Koch Snowflake

Koch and Inverted Koch Snowflakes: 6 iterations

Below are demonstrations of constructing the Koch Snowflake and the Inverted Koch Snowflake. To make the Koch snowflake you start with an equilateral triangle. In the first iteration you add equilateral triangles for each of the sides. These added triangles have sides of length 1/3 the length of the original triangle, and they are centered on the sides of the original triangle. Then do the same thing for all the new triangles, and keep doing this until you run out of time. In the limit you end up with a geometric figure which has infinite perimeter and finite area.

The Inverted Koch Snowflake is just like the regular Koch Snowflake except that you subtract triangles from the original triangle. Below are images of 6 iterations building the inverted and regular Koch Snowflakes alongside each other.

Koch Snowflake                                 Inverted Koch Snowflake

From inspection of the pictures and reflection upon the algorithms you can see that the area being added to the Koch snowflake is the same amount of area that is being subtracted from the inverted Koch snowflake. You may also be able to convince yourself that at any iteration the Koch and inverted Koch should have the same perimeter. I mentioned that the Koch snowflake has a finite area. There are well known proofs involving the sum of an infinite series that demonstrate this. I like Salmon Kahn's demonstration.

These pictures suggest an alternate way of establishing a finite area for the Koch snowflake using geometric facts and the principle of induction. We won't get an exact figure for the area but we can bound it between one and two times the size of the area of the original triangle. The idea goes as follows:


Since the area added to the Koch is the same as the area being removed from the inverted Koch, and the triangles which both algorithms begin with are the same, if we always have room in the inverted Koch to remove what we need, then the Koch will never grow to be twice it's original area.

Here is how we can prove the if in previous statement, that we always have room in the inverted Koch snowflake to remove what we need.


First, let's show that a 30, 30, 120 triangle has room to remove an equilateral triangle a third the length of the longest side and centered at the middle. I'll call such a removal a 30, 30, 120 equilateral triangle removal procedure. That's as easy as a picture.

Base Step of Induction

Now we can show that on the first iteration ot the inverted Koch we can express our removal algorithm as a collection of nonoverlapping 30, 30, 120 equilateral triangle removal procedures. The grey lines show the 30, 30, 120 triangles I was mentioning. Since these triangles don't overlap and we are removing from their interiors we can't remove from the interior of another of the 30, 30, 120 triangles. So, we have room.


Okay, now suppose that at the k-th iteration we can express the removal algorithm as a collection of nonoverlapping 30, 30, 120 equilateral triangle removal procedures.
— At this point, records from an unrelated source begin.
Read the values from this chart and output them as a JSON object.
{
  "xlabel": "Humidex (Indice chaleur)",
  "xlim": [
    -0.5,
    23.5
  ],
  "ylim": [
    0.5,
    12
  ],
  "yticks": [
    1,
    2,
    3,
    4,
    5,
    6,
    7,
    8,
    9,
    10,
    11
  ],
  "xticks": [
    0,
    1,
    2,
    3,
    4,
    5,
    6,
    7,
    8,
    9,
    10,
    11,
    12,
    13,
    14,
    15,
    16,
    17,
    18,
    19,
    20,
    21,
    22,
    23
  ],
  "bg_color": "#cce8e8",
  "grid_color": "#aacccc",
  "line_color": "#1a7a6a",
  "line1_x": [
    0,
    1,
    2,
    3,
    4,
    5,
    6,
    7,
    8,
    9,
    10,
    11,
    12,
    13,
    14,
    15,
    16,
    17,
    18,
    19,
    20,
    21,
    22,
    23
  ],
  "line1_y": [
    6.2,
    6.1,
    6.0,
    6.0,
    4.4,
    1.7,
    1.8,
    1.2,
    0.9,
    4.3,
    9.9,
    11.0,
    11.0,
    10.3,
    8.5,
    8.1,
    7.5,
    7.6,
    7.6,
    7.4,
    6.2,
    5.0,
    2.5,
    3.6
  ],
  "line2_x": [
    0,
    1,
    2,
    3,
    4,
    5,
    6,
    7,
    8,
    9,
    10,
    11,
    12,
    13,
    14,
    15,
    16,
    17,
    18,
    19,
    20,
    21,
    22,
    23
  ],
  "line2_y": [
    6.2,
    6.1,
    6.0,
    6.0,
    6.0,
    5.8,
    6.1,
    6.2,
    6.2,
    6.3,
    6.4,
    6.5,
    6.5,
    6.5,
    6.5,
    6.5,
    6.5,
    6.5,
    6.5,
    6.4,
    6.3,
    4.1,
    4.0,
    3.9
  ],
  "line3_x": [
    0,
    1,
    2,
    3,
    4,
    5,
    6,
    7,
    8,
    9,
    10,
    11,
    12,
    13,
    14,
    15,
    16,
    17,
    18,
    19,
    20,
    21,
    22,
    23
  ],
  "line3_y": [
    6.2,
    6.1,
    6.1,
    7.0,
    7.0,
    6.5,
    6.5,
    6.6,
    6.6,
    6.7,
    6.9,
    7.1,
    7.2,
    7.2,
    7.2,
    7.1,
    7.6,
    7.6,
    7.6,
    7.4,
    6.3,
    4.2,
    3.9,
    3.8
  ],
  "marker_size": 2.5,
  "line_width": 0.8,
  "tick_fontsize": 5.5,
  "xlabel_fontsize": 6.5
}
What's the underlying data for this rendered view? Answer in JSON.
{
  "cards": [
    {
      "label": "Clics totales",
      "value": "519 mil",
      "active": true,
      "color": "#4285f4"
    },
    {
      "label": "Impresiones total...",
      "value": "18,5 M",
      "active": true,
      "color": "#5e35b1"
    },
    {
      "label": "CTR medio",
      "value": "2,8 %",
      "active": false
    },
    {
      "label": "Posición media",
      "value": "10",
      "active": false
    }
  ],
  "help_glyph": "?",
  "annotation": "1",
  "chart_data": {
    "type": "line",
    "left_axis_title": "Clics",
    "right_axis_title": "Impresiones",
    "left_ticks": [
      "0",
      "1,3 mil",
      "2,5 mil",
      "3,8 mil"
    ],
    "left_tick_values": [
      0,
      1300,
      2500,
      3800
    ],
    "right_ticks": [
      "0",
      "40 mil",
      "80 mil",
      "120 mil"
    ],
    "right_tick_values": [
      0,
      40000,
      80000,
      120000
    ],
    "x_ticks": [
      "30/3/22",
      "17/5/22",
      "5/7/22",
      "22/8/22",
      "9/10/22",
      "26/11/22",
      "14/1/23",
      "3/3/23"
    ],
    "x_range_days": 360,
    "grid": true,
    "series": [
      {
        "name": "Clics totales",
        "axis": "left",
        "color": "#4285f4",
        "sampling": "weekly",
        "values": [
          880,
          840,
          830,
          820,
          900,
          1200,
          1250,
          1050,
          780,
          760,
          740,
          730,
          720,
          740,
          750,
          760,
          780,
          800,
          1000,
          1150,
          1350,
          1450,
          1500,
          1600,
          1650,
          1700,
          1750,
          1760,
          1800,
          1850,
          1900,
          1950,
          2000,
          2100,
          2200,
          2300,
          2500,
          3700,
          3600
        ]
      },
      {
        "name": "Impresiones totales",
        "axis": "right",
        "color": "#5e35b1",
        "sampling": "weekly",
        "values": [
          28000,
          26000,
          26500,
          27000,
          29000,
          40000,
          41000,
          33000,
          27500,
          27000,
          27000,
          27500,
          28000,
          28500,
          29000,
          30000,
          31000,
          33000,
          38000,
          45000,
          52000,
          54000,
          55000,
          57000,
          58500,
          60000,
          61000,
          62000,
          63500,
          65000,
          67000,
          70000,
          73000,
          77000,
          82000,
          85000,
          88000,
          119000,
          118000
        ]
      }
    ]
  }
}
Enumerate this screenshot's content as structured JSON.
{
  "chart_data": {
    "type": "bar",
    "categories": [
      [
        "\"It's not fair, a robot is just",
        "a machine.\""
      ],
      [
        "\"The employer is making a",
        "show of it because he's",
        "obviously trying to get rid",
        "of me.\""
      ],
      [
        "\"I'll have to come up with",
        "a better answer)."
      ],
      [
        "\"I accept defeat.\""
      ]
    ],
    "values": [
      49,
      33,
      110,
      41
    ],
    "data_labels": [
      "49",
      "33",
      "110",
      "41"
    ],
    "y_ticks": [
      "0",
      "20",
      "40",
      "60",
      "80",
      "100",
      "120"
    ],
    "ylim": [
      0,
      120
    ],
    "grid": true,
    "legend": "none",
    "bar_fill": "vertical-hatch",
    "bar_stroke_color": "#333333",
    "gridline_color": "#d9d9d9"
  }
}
We just have to show that at the (k+1)th iteration we can do the same and we'll always have room for removal.

Since the 30, 30, 120 triangles at the k-th iteration are assumed to be non-overlapping, if we show the case for one of the 30, 30, 120 triangles then we are done.

In the picture below a 30, 30, 120 triangle is depicted by thick black lines. The removal sides in question for the (k+1)th iteration are depicted by purple lines. The thin black lines show how to make the removal problem into a problem of nonoverlapping 30, 30, 120 equilateral removal procedures. So, we'll always have room to remove from the inverted Koch by its process.


Since the Koch snowflake is symmetrical in the algorithm for its three original sides, if we add the production of perimeter for one side together for infinity it will diverge as well as the other two. Since the algorithm is the same for the smaller sides that are produced, because of the recursive nature of the algorithm, then these ostensibly smaller sides must diverge as well. So in the limit any portion of the Koch snowflake, however small, must have infinite length.